Published online by Cambridge University Press: 07 October 2009
The problem of globality for the social sciences is not, as most debates have suggested, just how to understand global change. The defining issue is how to understand society, culture and politics in the global revolution. As Mann noted of an earlier period, ‘In major transitions the fundamental interrelations, and very identities, of organizations such as “economies” or “states” become metamorphosed. Even the very definition of “society” may change.’ What is at stake is no less than whether and how we should reconstitute the central concepts of social science in global terms.

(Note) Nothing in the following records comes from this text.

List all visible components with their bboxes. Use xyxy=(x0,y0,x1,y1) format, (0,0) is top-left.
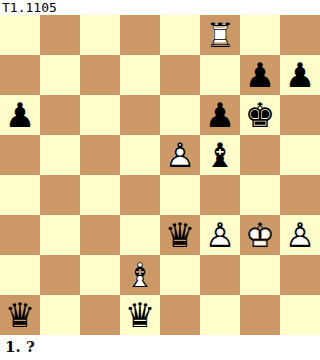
square-d6[interactable] xyxy=(120,95,160,135)
piece-black-queen: ♛ xyxy=(0,295,40,335)
piece-outline-layer: ♖ xyxy=(200,15,240,55)
square-c6[interactable] xyxy=(80,95,120,135)
square-a4[interactable] xyxy=(0,175,40,215)
square-h3[interactable]: ♟♙ xyxy=(280,215,320,255)
square-e4[interactable] xyxy=(160,175,200,215)
square-g2[interactable] xyxy=(240,255,280,295)
square-f5[interactable]: ♝ xyxy=(200,135,240,175)
square-g3[interactable]: ♚♔ xyxy=(240,215,280,255)
square-f7[interactable] xyxy=(200,55,240,95)
square-b3[interactable] xyxy=(40,215,80,255)
chess-puzzle-screen: T1.1105 ♜♖♟♟♟♟♚♟♙♝♛♟♙♚♔♟♙♝♗♛♛ 1. ? xyxy=(0,0,320,360)
square-f8[interactable]: ♜♖ xyxy=(200,15,240,55)
piece-black-pawn: ♟ xyxy=(200,95,240,135)
square-g5[interactable] xyxy=(240,135,280,175)
piece-black-pawn: ♟ xyxy=(0,95,40,135)
piece-black-queen: ♛ xyxy=(120,295,160,335)
square-e1[interactable] xyxy=(160,295,200,335)
square-b4[interactable] xyxy=(40,175,80,215)
square-h4[interactable] xyxy=(280,175,320,215)
square-a7[interactable] xyxy=(0,55,40,95)
move-prompt: 1. ? xyxy=(0,335,320,360)
square-c4[interactable] xyxy=(80,175,120,215)
piece-white-pawn: ♟♙ xyxy=(280,215,320,255)
square-a8[interactable] xyxy=(0,15,40,55)
square-b1[interactable] xyxy=(40,295,80,335)
square-b8[interactable] xyxy=(40,15,80,55)
square-d3[interactable] xyxy=(120,215,160,255)
square-c5[interactable] xyxy=(80,135,120,175)
piece-outline-layer: ♙ xyxy=(160,135,200,175)
square-e6[interactable] xyxy=(160,95,200,135)
square-g1[interactable] xyxy=(240,295,280,335)
square-f1[interactable] xyxy=(200,295,240,335)
square-c3[interactable] xyxy=(80,215,120,255)
square-g7[interactable]: ♟ xyxy=(240,55,280,95)
square-e7[interactable] xyxy=(160,55,200,95)
piece-black-pawn: ♟ xyxy=(240,55,280,95)
square-f2[interactable] xyxy=(200,255,240,295)
piece-white-pawn: ♟♙ xyxy=(200,215,240,255)
piece-outline-layer: ♙ xyxy=(280,215,320,255)
square-e2[interactable] xyxy=(160,255,200,295)
square-a5[interactable] xyxy=(0,135,40,175)
square-b7[interactable] xyxy=(40,55,80,95)
square-a2[interactable] xyxy=(0,255,40,295)
piece-white-pawn: ♟♙ xyxy=(160,135,200,175)
square-h7[interactable]: ♟ xyxy=(280,55,320,95)
square-h5[interactable] xyxy=(280,135,320,175)
square-h8[interactable] xyxy=(280,15,320,55)
square-g4[interactable] xyxy=(240,175,280,215)
square-f6[interactable]: ♟ xyxy=(200,95,240,135)
puzzle-id: T1.1105 xyxy=(0,0,320,15)
square-d5[interactable] xyxy=(120,135,160,175)
square-g6[interactable]: ♚ xyxy=(240,95,280,135)
piece-white-king: ♚♔ xyxy=(240,215,280,255)
square-e5[interactable]: ♟♙ xyxy=(160,135,200,175)
square-e8[interactable] xyxy=(160,15,200,55)
square-b6[interactable] xyxy=(40,95,80,135)
square-f4[interactable] xyxy=(200,175,240,215)
square-a1[interactable]: ♛ xyxy=(0,295,40,335)
piece-white-rook: ♜♖ xyxy=(200,15,240,55)
square-a6[interactable]: ♟ xyxy=(0,95,40,135)
square-g8[interactable] xyxy=(240,15,280,55)
square-h2[interactable] xyxy=(280,255,320,295)
chess-board: ♜♖♟♟♟♟♚♟♙♝♛♟♙♚♔♟♙♝♗♛♛ xyxy=(0,15,320,335)
square-b2[interactable] xyxy=(40,255,80,295)
square-c8[interactable] xyxy=(80,15,120,55)
piece-white-bishop: ♝♗ xyxy=(120,255,160,295)
square-h1[interactable] xyxy=(280,295,320,335)
square-d8[interactable] xyxy=(120,15,160,55)
square-a3[interactable] xyxy=(0,215,40,255)
piece-black-queen: ♛ xyxy=(160,215,200,255)
square-b5[interactable] xyxy=(40,135,80,175)
square-d2[interactable]: ♝♗ xyxy=(120,255,160,295)
piece-outline-layer: ♙ xyxy=(200,215,240,255)
piece-outline-layer: ♔ xyxy=(240,215,280,255)
square-d7[interactable] xyxy=(120,55,160,95)
piece-outline-layer: ♗ xyxy=(120,255,160,295)
square-c7[interactable] xyxy=(80,55,120,95)
piece-black-bishop: ♝ xyxy=(200,135,240,175)
square-c1[interactable] xyxy=(80,295,120,335)
square-e3[interactable]: ♛ xyxy=(160,215,200,255)
square-d1[interactable]: ♛ xyxy=(120,295,160,335)
square-d4[interactable] xyxy=(120,175,160,215)
square-f3[interactable]: ♟♙ xyxy=(200,215,240,255)
square-h6[interactable] xyxy=(280,95,320,135)
piece-black-pawn: ♟ xyxy=(280,55,320,95)
square-c2[interactable] xyxy=(80,255,120,295)
piece-black-king: ♚ xyxy=(240,95,280,135)
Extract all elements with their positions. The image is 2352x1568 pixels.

In the existing literature, the need for such a reconceptualization has hardly been recognized, let alone realized. In no area of social thought, probably, is this problem greater than in the understanding of the state. Despite some limited recognition of the internationalization of the state, the state of the globalization debate remains (as we have seen) overwhelmingly the nation-state. Hence the focus on the ultimately sterile issue of whether state and nation have or have not been ‘undermined’ by global change. The key issue has barely been part of the discussion: could what these categories refer to itself have changed?
In this chapter, my goal is to explore what state means in the context of global transformation. However, the category of state cannot be understood apart from other social categories. If we are to grasp the contemporary significance of Mann's point, it will help if we begin with some of the most fundamental of the categories of social science.